Pozytywna interpretacja manii multi-/inter/trans-dyscyplinarnej jest taka, że nauka w końcu rozwinęła się do punktu, w którym najtrudniejsze i najbardziej wymagające problemy wymagają ambitnego partnerstwa i łączenia wiedzy i doświadczenia z różnych dyscyplin – że synergia uzyskana na naszych skrzyżowaniach jest tam, gdzie jest działanie i co będzie potrzebne, by przejść na następny poziom.
Mniej pochlebna interpretacja jest taka, że jesteśmy w środku mody – że agencje finansujące i obserwatorzy nauki celebrują pracę wielo-/między/dyscyplinarną, ponieważ brzmi to dobrze i reprezentuje kierunek, który wydaje się być nowy, innowacyjny i idący naprzód.
Nie jestem pewien, gdzie leży prawda – prawdopodobnie gdzieś pomiędzy tymi dwiema charakterystykami.

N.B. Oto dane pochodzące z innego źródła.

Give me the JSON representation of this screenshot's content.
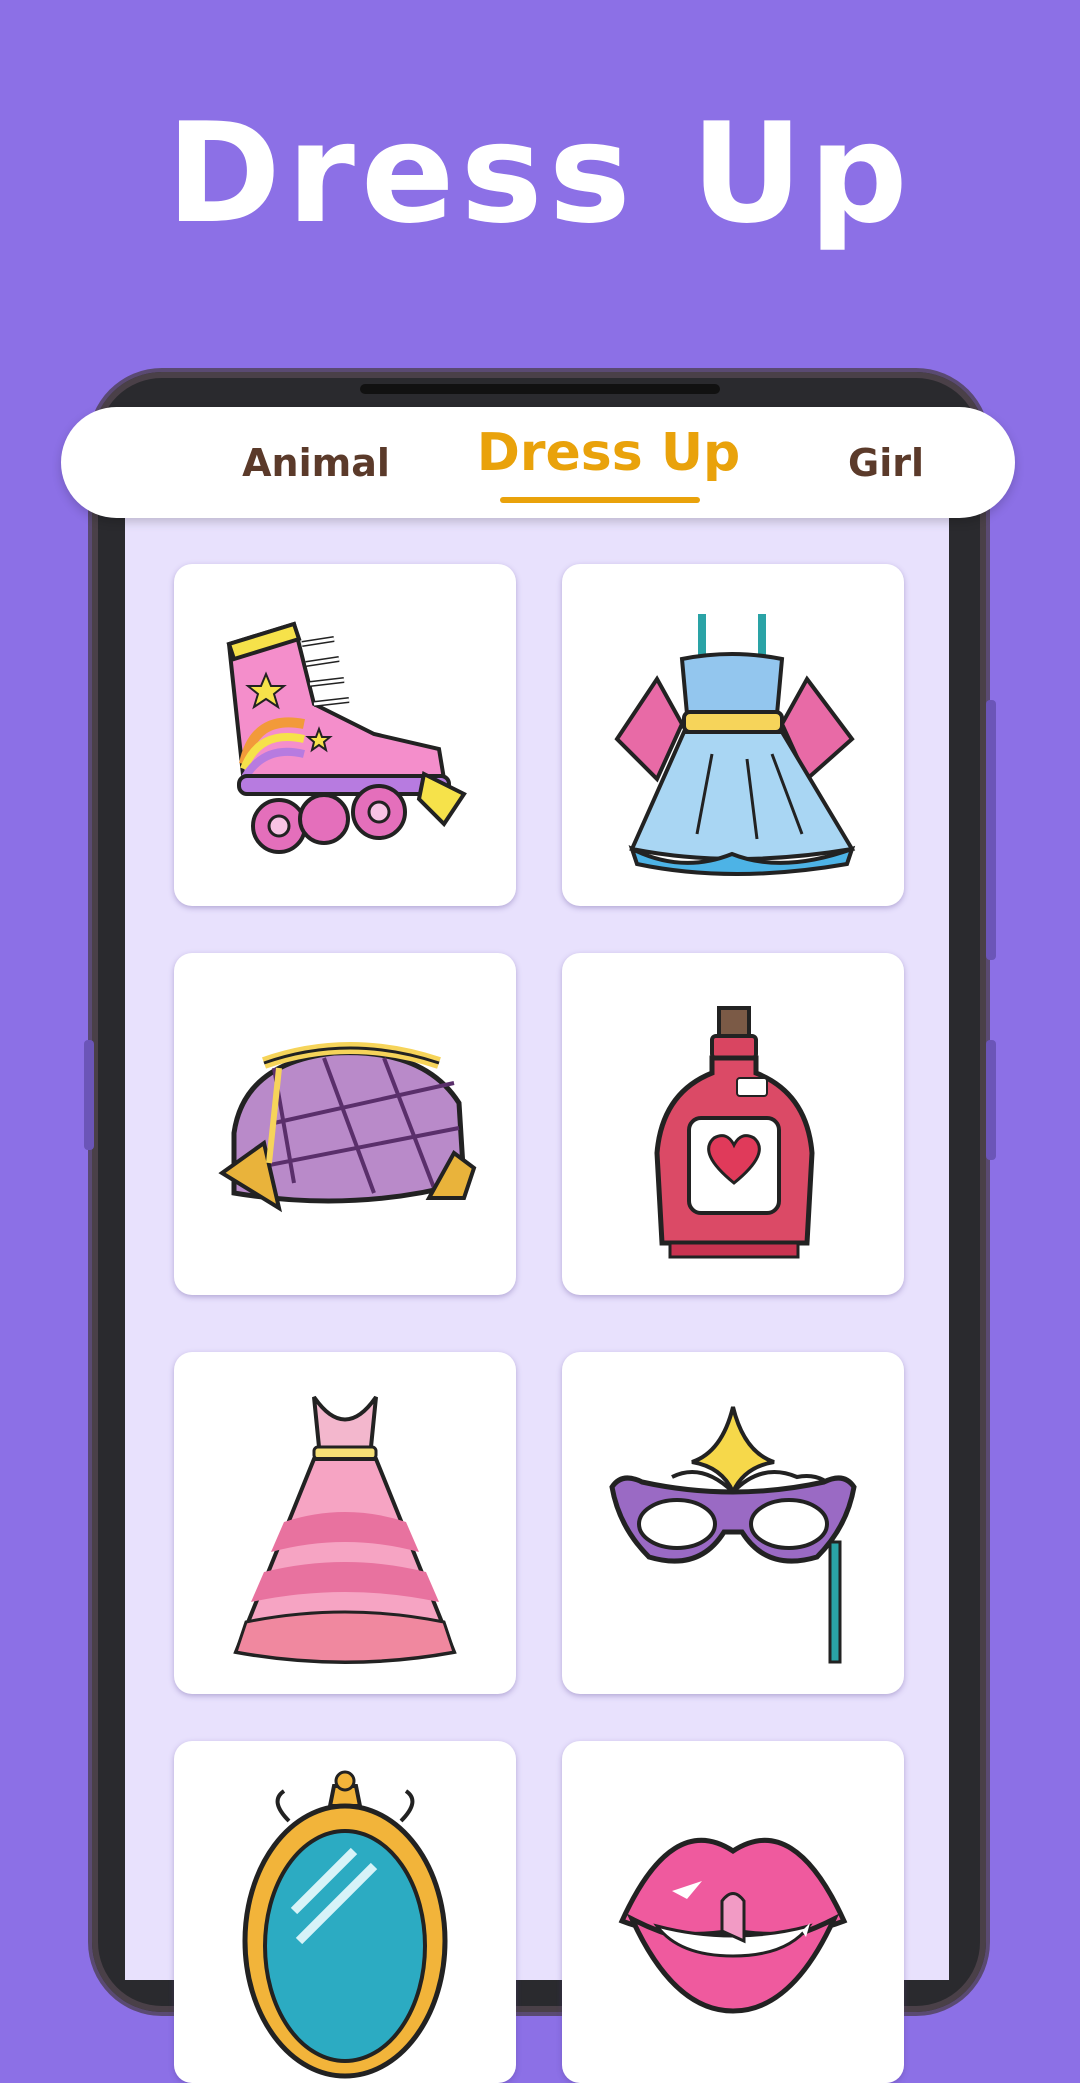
{
  "header": {
    "title": "Dress Up"
  },
  "tabs": [
    {
      "label": "Animal",
      "selected": false
    },
    {
      "label": "Dress Up",
      "selected": true
    },
    {
      "label": "Girl",
      "selected": false
    }
  ],
  "grid": {
    "items": [
      {
        "icon": "roller-skate-icon"
      },
      {
        "icon": "blue-dress-icon"
      },
      {
        "icon": "purse-icon"
      },
      {
        "icon": "perfume-bottle-icon"
      },
      {
        "icon": "pink-gown-icon"
      },
      {
        "icon": "masquerade-mask-icon"
      },
      {
        "icon": "mirror-icon"
      },
      {
        "icon": "lips-icon"
      }
    ]
  },
  "colors": {
    "background": "#8c70e6",
    "screen": "#e8e1fd",
    "active_tab": "#e9a20b",
    "inactive_tab": "#5b3a2a"
  }
}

Niepokoi mnie jednak potencjalna dewaluacja podstawowych dyscyplin naukowych, które są powoływane jako uczestnicy pracy multidyscyplinarnej lub interdyscyplinarnej, i które są przypuszczalnie przekraczane w pracy transdyscyplinarnej. Nie możemy łączyć dyscyplin, ani nawet ich przekraczać, jeśli przestaną one istnieć jako odrębne i dające się od siebie oddzielić jednostki.
Wartość łączenia wielu dyscyplin lub pracy na ich styku polega na tym, że każda z nich wnosi do dyskusji unikalny i odrębny zestaw narzędzi i podejść. Dyscypliny pozostają ważne, ponieważ, jak zdaliśmy sobie sprawę już dawno temu, szkolenie ludzi jako naukowców renesansu – jako jednostek, które wiedzą wszystko i mogą zrobić wszystko – nie jest opłacalne. Zbyt wiele musi być znane i utrzymane w każdym obszarze nauki, aby jednostka mogła osiągnąć wysoki stopień umiejętności w więcej niż jednym (lub może dwóch).
Wyzwanie, jak sądzę, polega na szkoleniu solidnych naukowców dyscyplinowych, tak aby byli zdolni do pracy z kolegami z innych dziedzin. Kiedy problemy wymagają pracy w poprzek, pomiędzy i poza dyscyplinami, naukowcy powinni być gotowi, chętni i zdolni. Wiem, że to zwiększa obciążenie szkoleniowe, ale nauczenie się, jak grać w większej piaskownicy będzie ważne dla przyszłości naszej dyscypliny.
Jednakże, musimy zawsze trzymać w centrum naszej uwagi odrębne dyscypliny. Musimy je rozpoznawać, pielęgnować, wspierać i celebrować. Nasza przyszłość może rzeczywiście zależeć od dogadywania się z innymi, ale nigdzie nie dojdziemy, jeśli stracimy zdolność jednostek do stawania się ekspertami w wybranych przez siebie dyscyplinach.